It is plain enough to any thoughtful mind that it is not safe to judge of other people’s motives by their conversation. “Language,” said Talleyrand, “was invented for the purpose of concealing thought.” Many people conceal their real motives under a very alluring curtain of language. It seems to be the most natural thing in the world for the thief and swindler to talk with the greatest apparent earnestness and sincerity and honesty. Pious talk very frequently is the haze in which an avaricious and greedy soul hides itself. Bluff, bluster, and boasting are the sops which the coward throws to his own vanity, while the quietest, sweetest, and gentlest tones often sheath the fierce heart of the born fighter, as a velvet glove is said to clothe a hand of steel.
Motives lie at the very foundation of being. They are deeply imbedded in the very cells and fiber of the individual. They shape his thoughts, his habits, and all of his actions. It is, therefore, impossible that they should not show themselves to the practiced eye in every physical characteristic, in the tones of the voice, in the handshake, in gestures, in the walk, and in handwriting, in clothing, in the condition of the body, and in the expression of the face. So the motives of man festoon his personality with flaunting and infallible signs to be known and read by all men who care to take the trouble to learn. Some of them are so plain that there is scarcely any grown person so unobservant as not to have seen them. Others are more elusive, but none the less legible to the practiced eye.

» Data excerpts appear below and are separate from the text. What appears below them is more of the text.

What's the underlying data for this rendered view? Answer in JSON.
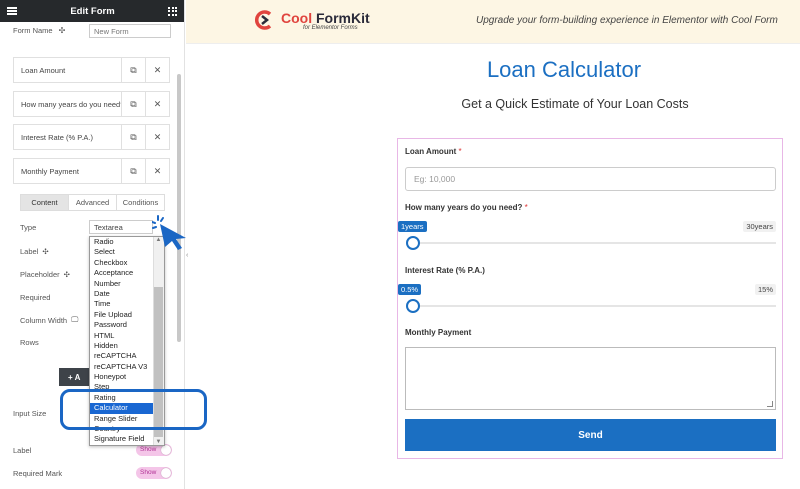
{
  "editor": {
    "title": "Edit Form",
    "form_name_label": "Form Name",
    "form_name_value": "New Form",
    "fields": [
      {
        "label": "Loan Amount"
      },
      {
        "label": "How many years do you need?"
      },
      {
        "label": "Interest Rate (% P.A.)"
      },
      {
        "label": "Monthly Payment"
      }
    ],
    "tabs": [
      {
        "label": "Content",
        "active": true
      },
      {
        "label": "Advanced",
        "active": false
      },
      {
        "label": "Conditions",
        "active": false
      }
    ],
    "controls": {
      "type": "Type",
      "label": "Label",
      "placeholder": "Placeholder",
      "required": "Required",
      "column_width": "Column Width",
      "rows": "Rows"
    },
    "type_value": "Textarea",
    "type_options": [
      "Radio",
      "Select",
      "Checkbox",
      "Acceptance",
      "Number",
      "Date",
      "Time",
      "File Upload",
      "Password",
      "HTML",
      "Hidden",
      "reCAPTCHA",
      "reCAPTCHA V3",
      "Honeypot",
      "Step",
      "Rating",
      "Calculator",
      "Range Slider",
      "Country",
      "Signature Field"
    ],
    "selected_option": "Calculator",
    "add_item_label": "+ A",
    "input_size_label": "Input Size",
    "label_toggle_label": "Label",
    "label_toggle_value": "Show",
    "required_mark_label": "Required Mark",
    "required_mark_value": "Show"
  },
  "banner": {
    "brand_part1": "Cool",
    "brand_part2": " FormKit",
    "brand_sub": "for Elementor Forms",
    "tagline": "Upgrade your form-building experience in Elementor with Cool Form"
  },
  "preview": {
    "title": "Loan Calculator",
    "subtitle": "Get a Quick Estimate of Your Loan Costs",
    "loan_amount_label": "Loan Amount",
    "loan_amount_placeholder": "Eg: 10,000",
    "years_label": "How many years do you need?",
    "years_min": "1years",
    "years_max": "30years",
    "interest_label": "Interest Rate (% P.A.)",
    "interest_min": "0.5%",
    "interest_max": "15%",
    "monthly_label": "Monthly Payment",
    "required_mark": "*",
    "send_label": "Send"
  },
  "colors": {
    "primary": "#1b6fc2",
    "brand_red": "#e0443e",
    "form_border": "#e8b7e6",
    "banner_bg": "#fdf6e4"
  }
}
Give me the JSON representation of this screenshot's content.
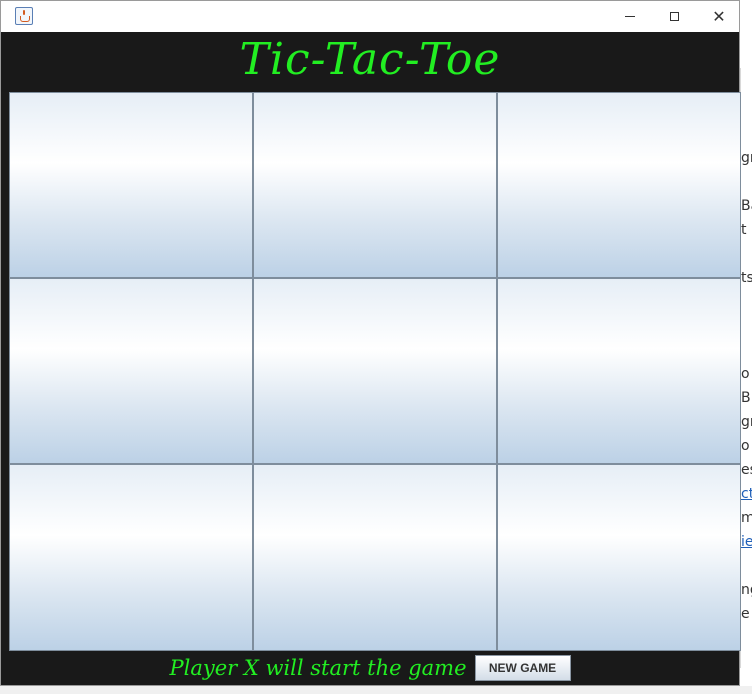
{
  "window": {
    "title": "",
    "app_icon": "java-cup-icon",
    "controls": {
      "minimize_icon": "minimize-icon",
      "maximize_icon": "maximize-icon",
      "close_glyph": "✕"
    }
  },
  "header": {
    "title": "Tic-Tac-Toe"
  },
  "board": {
    "cells": [
      "",
      "",
      "",
      "",
      "",
      "",
      "",
      "",
      ""
    ]
  },
  "footer": {
    "status": "Player X will start the game",
    "new_game_label": "NEW GAME"
  },
  "background_app": {
    "fragments": [
      "gr",
      "Ba",
      "t",
      "ts",
      "o",
      "B",
      "gr",
      "o",
      "es",
      "ct",
      "m",
      "ie",
      "ng",
      "e"
    ]
  },
  "colors": {
    "accent_text": "#22ee22",
    "dark_panel": "#191919",
    "cell_gradient_top": "#e6eef6",
    "cell_gradient_bottom": "#bcd1e6"
  }
}
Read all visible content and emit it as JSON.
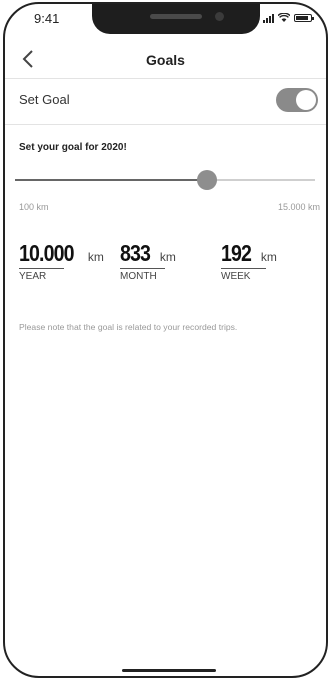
{
  "status_bar": {
    "time": "9:41"
  },
  "nav": {
    "title": "Goals",
    "back_icon": "chevron-left-icon"
  },
  "set_goal": {
    "label": "Set Goal",
    "enabled": true
  },
  "goal_heading": "Set your goal for 2020!",
  "slider": {
    "min_label": "100 km",
    "max_label": "15.000 km",
    "value_fraction": 0.64
  },
  "stats": [
    {
      "value": "10.000",
      "unit": "km",
      "period": "YEAR"
    },
    {
      "value": "833",
      "unit": "km",
      "period": "MONTH"
    },
    {
      "value": "192",
      "unit": "km",
      "period": "WEEK"
    }
  ],
  "note": "Please note that the goal is related to your recorded trips.",
  "colors": {
    "toggle_on": "#8a8a8a",
    "slider_thumb": "#8e8e8e",
    "muted_text": "#999999"
  }
}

The simpler motives, after they have held sway for years, are easily discernible. Sensuality, arrogance, vanity, coldness, benevolence, sympathy, and others are easily determined. But, in order to be successful in persuasion, you need to be able to trace all of the feelings both permanent and transitory.
There is a great practical truth in the mental law of sale now generally accepted by business psychologists and by practical men in the business world. This mental law of sale holds true in all kinds of persuasion because it describes the process of the human mind as it proceeds, step by step, from indifference or antagonism to favorable action. It is, therefore, impossible to discuss intelligently the ways and means of successful persuasion, except upon a basis of this law. Here is the law: "Favorable attention properly sustained changes into interest, interest properly intensified changes into desire, desire properly augmented ripens into decision and action.”
[Footnote 10: From “The Science of Business Building,” by A.F. Sheldon.]